As stated, BCL-2 is not exclusively localized to mitochondrial membranes but is also found on the cytosolic side of ER plasma and nuclear membranes. This suggests that anti-apoptotic members of the BCL-2 family act to stabilize membranes, e.g. by protecting them from free radical attack (Kane et al., 1993), and to prevent release of apoptogenic factors to the cytosol and activation of cytosolic caspases. Again, this does not prove that ER membrane dysfunction is a leading event in the triggering of apoptosis, to the exclusion of mitochondria. Thus, although the apoptosis-inducing effect of TG is suggestive, it has not been established that ER dysfunction, and the signals this may create, precedes mitochondrial dysfunction and release of mitochondria-derived apoptogenic factors. At best, the results suggest that ER dysfunction contributes to cell death.
Compelling evidence suggesting a mitochondrial origin of necrotic and apoptotic cell death is that necrosis seems to require failure of mitochondrial ATP production and apoptotic release of mitochondrial factors, such as cytochrome c, apoptosis-inducing factor, and procaspases. That these are of mitochondrial origin is shown by the fact that mitochondria, when subjected to depolarizing conditions, can induce all the morphologic signs of apoptosis in isolated nuclei. Conceivably, similar factors can be released from metabolically perturbed ER membranes, but this has not yet been shown.
Other evidence, equally compelling, show that when neurons in vitro are subjected to glutamate transients, they are protected by drugs that inhibit calcium uptake by the mitochondria (Stout, 1998). Because these drugs do not inhibit calcium influx into cells, or the increase in Ca2+i levels, the results suggest that mitochondrial calcium uptake is of decisive pathogenetic importance.
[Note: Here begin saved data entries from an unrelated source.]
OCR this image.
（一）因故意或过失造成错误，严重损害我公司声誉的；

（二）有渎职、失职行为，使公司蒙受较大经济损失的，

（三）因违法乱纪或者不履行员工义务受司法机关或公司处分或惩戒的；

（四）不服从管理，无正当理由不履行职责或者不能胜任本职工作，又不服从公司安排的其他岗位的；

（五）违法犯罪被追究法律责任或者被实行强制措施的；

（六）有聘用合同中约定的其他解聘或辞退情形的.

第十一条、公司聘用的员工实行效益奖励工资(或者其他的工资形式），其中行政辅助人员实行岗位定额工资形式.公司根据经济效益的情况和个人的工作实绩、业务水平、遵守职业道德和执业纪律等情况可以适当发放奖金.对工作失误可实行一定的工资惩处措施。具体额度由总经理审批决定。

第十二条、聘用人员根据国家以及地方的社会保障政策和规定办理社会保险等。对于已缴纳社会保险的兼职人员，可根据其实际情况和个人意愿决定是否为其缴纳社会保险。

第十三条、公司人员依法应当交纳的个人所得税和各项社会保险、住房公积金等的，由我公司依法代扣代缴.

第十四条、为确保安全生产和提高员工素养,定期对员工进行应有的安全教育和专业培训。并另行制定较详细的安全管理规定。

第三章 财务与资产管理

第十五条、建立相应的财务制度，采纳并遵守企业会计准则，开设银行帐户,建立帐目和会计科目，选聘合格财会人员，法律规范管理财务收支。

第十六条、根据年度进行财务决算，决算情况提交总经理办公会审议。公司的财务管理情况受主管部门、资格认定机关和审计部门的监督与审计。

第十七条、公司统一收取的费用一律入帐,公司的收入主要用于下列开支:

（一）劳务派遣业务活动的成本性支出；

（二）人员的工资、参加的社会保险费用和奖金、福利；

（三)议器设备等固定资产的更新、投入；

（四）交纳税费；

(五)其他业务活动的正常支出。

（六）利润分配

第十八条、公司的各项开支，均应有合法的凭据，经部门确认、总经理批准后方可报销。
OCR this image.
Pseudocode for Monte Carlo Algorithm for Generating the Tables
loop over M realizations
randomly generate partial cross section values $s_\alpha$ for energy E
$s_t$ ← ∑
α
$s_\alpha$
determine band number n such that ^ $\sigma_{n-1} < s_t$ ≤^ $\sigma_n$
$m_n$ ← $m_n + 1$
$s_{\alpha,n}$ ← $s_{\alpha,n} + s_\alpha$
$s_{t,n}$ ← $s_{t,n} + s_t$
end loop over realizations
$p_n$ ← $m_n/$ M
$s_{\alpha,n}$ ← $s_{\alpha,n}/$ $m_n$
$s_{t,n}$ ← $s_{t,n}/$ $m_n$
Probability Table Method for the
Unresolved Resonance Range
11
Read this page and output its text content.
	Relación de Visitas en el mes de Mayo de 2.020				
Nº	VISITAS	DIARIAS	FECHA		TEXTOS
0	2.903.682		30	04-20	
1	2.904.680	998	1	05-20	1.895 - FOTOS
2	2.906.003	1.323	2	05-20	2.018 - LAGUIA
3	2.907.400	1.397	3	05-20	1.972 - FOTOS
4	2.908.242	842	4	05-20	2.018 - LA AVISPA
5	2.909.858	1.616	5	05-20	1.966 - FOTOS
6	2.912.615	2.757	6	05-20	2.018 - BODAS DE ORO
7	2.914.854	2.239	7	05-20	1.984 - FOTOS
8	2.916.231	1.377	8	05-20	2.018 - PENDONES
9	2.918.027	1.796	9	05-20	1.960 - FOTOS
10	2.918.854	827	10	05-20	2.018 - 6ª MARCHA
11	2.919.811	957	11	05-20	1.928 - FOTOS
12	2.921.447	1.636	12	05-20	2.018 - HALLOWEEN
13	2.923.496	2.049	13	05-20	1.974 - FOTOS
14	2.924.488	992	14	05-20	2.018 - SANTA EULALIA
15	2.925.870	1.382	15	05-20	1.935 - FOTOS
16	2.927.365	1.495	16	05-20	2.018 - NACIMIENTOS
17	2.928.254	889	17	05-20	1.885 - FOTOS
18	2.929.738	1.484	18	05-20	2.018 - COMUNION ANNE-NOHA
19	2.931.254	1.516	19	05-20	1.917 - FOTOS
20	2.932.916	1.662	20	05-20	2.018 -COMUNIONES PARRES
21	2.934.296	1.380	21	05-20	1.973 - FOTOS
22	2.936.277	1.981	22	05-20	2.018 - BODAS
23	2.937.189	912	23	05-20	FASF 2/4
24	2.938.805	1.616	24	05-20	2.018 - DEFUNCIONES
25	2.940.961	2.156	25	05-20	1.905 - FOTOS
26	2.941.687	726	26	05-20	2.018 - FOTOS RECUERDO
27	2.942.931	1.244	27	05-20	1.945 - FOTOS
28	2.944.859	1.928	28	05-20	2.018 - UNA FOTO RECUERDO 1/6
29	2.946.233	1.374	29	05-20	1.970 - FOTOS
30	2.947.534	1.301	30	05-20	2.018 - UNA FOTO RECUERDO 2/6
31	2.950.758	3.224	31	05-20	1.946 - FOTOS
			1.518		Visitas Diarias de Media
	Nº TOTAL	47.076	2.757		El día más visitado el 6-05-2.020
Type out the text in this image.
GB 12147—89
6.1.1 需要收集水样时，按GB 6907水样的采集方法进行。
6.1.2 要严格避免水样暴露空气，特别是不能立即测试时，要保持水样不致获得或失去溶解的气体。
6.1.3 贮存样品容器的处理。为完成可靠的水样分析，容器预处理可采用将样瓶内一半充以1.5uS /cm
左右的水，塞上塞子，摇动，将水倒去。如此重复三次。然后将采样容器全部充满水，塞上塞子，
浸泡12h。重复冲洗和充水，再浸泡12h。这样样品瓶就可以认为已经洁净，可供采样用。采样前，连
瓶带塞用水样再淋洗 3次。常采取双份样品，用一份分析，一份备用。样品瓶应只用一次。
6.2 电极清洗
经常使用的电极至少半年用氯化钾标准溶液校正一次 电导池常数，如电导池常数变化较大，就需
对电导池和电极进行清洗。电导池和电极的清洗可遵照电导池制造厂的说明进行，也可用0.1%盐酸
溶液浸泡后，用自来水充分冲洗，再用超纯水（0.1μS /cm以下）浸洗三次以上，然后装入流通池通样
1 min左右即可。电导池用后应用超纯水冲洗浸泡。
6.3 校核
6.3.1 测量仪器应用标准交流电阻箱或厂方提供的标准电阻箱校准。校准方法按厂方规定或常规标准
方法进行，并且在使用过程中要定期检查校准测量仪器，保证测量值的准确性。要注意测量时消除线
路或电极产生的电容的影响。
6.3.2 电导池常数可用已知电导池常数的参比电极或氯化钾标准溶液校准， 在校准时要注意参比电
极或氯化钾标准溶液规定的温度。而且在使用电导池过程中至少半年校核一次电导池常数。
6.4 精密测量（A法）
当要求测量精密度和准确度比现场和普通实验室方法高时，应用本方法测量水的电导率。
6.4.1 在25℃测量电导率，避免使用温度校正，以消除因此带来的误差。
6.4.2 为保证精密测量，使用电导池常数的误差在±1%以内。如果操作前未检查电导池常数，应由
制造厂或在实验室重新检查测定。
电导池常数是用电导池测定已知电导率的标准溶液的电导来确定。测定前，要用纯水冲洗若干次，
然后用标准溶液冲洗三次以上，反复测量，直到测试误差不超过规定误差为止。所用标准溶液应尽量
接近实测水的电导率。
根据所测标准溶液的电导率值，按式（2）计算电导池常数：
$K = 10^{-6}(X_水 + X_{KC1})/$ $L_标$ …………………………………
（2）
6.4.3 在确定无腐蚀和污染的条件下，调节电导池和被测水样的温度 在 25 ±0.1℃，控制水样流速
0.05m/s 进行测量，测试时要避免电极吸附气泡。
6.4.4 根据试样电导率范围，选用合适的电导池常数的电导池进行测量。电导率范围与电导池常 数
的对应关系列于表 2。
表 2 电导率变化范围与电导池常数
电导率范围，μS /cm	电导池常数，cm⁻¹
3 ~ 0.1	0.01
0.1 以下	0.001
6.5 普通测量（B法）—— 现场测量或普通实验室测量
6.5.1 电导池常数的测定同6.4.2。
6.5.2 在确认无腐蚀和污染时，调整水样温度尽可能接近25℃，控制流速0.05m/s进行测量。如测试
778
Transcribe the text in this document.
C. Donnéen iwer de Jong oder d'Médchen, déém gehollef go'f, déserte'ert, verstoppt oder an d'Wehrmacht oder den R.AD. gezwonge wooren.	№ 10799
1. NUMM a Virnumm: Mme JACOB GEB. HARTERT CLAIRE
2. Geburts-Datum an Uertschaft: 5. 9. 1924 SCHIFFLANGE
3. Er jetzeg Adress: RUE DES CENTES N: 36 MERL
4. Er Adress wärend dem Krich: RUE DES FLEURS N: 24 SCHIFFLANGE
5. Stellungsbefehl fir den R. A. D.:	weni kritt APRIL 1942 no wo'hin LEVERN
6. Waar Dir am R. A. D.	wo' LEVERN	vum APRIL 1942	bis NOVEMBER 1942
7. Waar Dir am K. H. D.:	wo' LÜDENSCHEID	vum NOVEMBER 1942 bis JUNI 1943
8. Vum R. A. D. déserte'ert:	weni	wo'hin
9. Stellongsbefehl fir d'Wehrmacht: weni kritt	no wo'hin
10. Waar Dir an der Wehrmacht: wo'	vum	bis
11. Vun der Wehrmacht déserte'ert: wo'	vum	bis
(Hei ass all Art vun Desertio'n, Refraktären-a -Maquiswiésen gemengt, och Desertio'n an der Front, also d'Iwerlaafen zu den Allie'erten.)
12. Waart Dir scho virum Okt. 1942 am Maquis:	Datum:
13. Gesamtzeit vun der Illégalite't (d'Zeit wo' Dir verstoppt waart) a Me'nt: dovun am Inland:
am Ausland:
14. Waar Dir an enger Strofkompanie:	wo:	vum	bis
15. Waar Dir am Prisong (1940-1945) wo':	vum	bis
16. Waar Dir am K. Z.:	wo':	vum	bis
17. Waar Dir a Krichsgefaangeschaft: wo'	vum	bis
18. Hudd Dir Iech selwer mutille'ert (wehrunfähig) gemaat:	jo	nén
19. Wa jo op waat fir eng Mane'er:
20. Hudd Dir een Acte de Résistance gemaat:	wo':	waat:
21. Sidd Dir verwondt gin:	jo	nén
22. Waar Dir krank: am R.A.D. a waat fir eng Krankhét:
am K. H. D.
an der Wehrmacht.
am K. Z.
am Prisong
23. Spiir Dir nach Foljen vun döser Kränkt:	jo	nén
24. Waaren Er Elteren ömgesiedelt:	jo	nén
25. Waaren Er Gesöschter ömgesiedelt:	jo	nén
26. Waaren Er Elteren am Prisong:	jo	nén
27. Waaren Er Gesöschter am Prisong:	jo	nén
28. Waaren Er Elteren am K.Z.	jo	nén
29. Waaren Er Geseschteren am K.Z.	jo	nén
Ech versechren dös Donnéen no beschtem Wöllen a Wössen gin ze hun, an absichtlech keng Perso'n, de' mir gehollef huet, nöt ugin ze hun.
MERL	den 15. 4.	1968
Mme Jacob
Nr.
In summary, the evidence discussed by Paschen and Dutheil (1999) question the overriding importance of mitochondria in triggering apoptosis-necrosis and puts the ER calcium metabolism, and the ER membranes, into the focus. Clearly, they can lean on the facts that TG, which has no known effects on the mitochondria, can induce apoptosis, and that BCL-2 resides on the cytoplasmic face of ER membranes, obviously influencing ER membrane function. Further support for their hypothesis is that ischemic cell death is ameliorated by IP3 antagonists and by dantrolene, a known blocker of ryanodine receptors. However, although these results suggest that ER dysfunction contributes to brain damage after ischemic transient, they do not invalidate the mitochondrial hypothesis of necrotic-apoptotic cell death. It seems highly justified that additional information is obtained on this subject, particularly on any proapoptotic factors released from the ER.